Surfers love the ocean, and yet their (our) knowledge of it generally extends no further than a few hundred yards off shore. Riding waves has proven so fun that most of us stay mesmerized and never move beyond the break, and into deeper water where new words await.
Recently the interest in paddleboards has sent some of the more experienced among us out beyond the kelp, where they can move more than 30 feet on a single stroke on boards up to 16 feet long. This, according to paddlers, produces feelings some thought could only be achieved by riding a wave.
Unlike surfers, paddleboarders enjoy a little company, and can often be seen out most any time of day, drafting each other as they move in tight packs of up to a dozen, stroking for miles on their sleek craft, some produced by twice winner of the Catalina Classic in the stock division, North County’s own Brian Szymanski and his partner, former Navy Seal Matt Friedman. Their locally grown company, North County Paddleboards, or NCP, is often seen in the winner’s circle along with boards by Palos Verdes board builder Joe Bark, whose last name is stamped on his product, and surf/paddleboard legend Mike Eaton, who recently moved from San Diego to Hawaii.
The recent revival in ocean paddling has encouraged longtime practitioners of the sport like Eaton and former Catalina Champion and local Roy Bream to get and stay in superior shape. Bream, who is the owner of paddling’s version of the Holy Grail, a 16-foot balsawood Joe Quigg, one of three made in the 1950s, can often be spotted either racing his bike down Coast Highway, or moving over the Pacific, on his craft of choice, which could include anything from a fast paddleboard, to one of his Donald Takayama Noseriders, to a Swan 66, which he sometimes pilots for those who play in bigger leagues than my own.
While few of us can afford a Swan Yacht, most of us have what it takes to get out and explore the local kelp. For the moderately fit and the adventurous, this requires nothing more than desire. Accessories to make the journey easier include: fins, goggles and wetsuit vest. For those not comfortable making the swim alone, there are a variety of manually powered vehicles, including surfboards, bodyboards, standup paddleboards and kayaks. A decent dive mask and snorkel is also a good idea, since what is going on beneath the surface can be at least as interesting as what’s happening above it. Those taking fishing rods and spears are advised to know size limits and observe obvious safety rules — I have nearly been speared more than once by overly enthusiastic kids who mistake anything floating in the water as fair game.
With the water warming up and the surf flattening out, I find the kelp and areas beyond more and more intriguing.

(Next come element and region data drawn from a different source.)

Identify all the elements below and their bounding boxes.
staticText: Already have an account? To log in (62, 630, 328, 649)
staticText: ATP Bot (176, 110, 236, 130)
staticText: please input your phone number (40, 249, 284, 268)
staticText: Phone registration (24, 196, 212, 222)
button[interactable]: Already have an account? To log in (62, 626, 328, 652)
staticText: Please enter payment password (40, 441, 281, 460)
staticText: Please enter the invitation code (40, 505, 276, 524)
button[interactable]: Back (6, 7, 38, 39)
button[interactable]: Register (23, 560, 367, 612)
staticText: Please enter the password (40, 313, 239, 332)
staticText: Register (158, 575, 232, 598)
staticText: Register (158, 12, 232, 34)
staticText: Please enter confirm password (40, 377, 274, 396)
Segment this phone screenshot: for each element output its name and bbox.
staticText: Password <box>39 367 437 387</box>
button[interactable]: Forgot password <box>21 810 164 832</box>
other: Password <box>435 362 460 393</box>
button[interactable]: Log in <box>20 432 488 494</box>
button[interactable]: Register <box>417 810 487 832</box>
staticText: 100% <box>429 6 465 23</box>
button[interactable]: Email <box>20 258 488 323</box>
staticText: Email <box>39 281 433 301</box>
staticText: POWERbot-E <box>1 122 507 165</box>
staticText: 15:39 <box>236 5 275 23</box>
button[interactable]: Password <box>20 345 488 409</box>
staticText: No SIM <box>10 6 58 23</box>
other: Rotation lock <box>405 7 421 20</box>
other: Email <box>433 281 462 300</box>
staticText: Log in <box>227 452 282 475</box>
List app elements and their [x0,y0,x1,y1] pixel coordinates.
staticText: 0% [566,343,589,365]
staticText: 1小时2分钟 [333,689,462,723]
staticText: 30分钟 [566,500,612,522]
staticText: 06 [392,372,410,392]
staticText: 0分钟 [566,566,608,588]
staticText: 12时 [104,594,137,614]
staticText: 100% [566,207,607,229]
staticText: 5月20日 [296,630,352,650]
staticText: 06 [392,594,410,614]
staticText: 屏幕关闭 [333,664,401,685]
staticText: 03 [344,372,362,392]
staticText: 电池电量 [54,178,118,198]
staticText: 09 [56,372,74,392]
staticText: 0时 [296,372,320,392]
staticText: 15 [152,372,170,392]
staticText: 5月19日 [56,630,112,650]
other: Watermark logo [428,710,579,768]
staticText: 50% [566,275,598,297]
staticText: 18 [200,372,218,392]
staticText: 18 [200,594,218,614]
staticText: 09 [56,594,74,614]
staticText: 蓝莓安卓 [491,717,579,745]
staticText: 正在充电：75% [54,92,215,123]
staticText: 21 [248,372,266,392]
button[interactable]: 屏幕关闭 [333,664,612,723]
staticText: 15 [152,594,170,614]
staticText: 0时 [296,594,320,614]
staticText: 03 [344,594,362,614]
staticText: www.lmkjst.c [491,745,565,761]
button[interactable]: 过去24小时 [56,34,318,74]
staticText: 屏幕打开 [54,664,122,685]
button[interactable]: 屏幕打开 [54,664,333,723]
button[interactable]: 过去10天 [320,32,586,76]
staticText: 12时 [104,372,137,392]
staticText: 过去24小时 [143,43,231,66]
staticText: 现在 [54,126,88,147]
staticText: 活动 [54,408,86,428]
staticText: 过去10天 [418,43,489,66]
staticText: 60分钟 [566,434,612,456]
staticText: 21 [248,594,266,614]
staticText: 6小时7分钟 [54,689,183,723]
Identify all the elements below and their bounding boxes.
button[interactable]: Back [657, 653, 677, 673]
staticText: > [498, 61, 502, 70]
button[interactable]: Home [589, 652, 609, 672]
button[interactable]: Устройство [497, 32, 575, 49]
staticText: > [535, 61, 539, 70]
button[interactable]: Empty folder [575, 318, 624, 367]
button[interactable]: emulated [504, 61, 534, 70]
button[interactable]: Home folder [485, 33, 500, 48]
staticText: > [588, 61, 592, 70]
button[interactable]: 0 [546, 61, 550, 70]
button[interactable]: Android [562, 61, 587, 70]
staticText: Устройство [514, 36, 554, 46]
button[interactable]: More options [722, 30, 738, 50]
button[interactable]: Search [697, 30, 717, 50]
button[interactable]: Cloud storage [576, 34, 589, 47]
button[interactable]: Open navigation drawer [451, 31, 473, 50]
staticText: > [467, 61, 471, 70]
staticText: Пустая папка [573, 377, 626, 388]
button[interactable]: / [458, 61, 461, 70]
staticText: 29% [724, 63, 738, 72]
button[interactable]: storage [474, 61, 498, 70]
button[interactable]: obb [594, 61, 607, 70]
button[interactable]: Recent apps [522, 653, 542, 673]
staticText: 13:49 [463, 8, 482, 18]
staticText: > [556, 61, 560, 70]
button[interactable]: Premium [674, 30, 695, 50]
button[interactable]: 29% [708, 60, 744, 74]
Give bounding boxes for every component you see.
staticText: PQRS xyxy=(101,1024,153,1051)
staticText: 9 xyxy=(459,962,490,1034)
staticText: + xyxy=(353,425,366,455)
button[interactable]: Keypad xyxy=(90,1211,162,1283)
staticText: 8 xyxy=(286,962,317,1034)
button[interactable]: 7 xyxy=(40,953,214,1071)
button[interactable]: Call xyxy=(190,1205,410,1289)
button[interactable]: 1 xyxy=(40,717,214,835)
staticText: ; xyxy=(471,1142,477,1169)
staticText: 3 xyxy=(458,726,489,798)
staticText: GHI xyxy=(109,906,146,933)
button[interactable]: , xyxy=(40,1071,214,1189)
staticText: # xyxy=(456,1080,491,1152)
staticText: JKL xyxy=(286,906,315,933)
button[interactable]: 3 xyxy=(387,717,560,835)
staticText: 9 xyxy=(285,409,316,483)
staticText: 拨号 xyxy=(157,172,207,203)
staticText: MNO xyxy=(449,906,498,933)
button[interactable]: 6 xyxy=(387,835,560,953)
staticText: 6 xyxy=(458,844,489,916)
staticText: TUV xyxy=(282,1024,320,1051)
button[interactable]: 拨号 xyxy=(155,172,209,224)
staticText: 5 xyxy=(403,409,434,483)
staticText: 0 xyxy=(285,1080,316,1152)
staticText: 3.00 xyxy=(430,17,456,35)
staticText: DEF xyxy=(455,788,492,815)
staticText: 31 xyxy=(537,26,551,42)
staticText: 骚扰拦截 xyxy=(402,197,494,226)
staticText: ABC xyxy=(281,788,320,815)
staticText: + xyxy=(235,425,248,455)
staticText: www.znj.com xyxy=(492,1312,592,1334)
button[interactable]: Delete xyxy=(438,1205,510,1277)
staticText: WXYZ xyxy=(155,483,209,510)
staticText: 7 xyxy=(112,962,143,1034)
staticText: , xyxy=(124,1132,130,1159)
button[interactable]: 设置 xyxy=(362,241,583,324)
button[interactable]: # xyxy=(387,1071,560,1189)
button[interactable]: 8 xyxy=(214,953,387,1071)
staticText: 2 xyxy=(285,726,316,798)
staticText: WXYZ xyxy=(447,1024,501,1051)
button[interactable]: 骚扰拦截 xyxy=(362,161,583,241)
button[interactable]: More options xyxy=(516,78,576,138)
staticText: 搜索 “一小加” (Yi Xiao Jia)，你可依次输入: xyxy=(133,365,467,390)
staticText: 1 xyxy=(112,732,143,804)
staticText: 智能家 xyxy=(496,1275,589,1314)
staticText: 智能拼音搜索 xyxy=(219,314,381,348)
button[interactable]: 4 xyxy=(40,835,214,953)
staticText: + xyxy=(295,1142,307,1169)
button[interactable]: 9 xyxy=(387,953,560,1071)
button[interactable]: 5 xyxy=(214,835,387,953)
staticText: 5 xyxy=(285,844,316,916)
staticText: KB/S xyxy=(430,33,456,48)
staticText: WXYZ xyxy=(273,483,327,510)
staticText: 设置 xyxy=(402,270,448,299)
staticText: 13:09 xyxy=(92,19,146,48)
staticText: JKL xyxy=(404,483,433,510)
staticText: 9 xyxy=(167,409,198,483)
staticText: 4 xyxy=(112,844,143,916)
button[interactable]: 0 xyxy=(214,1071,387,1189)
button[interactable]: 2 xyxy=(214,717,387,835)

If you haven’t made the trip, you’ll find that the ocean has far more to offer than you might imagine. Find your vehicle of choice and move out into deeper water. See you there.
Note: Longtime Cardiff surfer/surf filmmaker Bryan Ingraham is in need of a kidney transplant. You can help Ingraham by attending a fundraiser at the Belly Up Tavern from 4 to 8 p.m. July 31. Legendary surfer Rob Machado and surf/musician Jon Swift will be playing as well as many of our surf friends.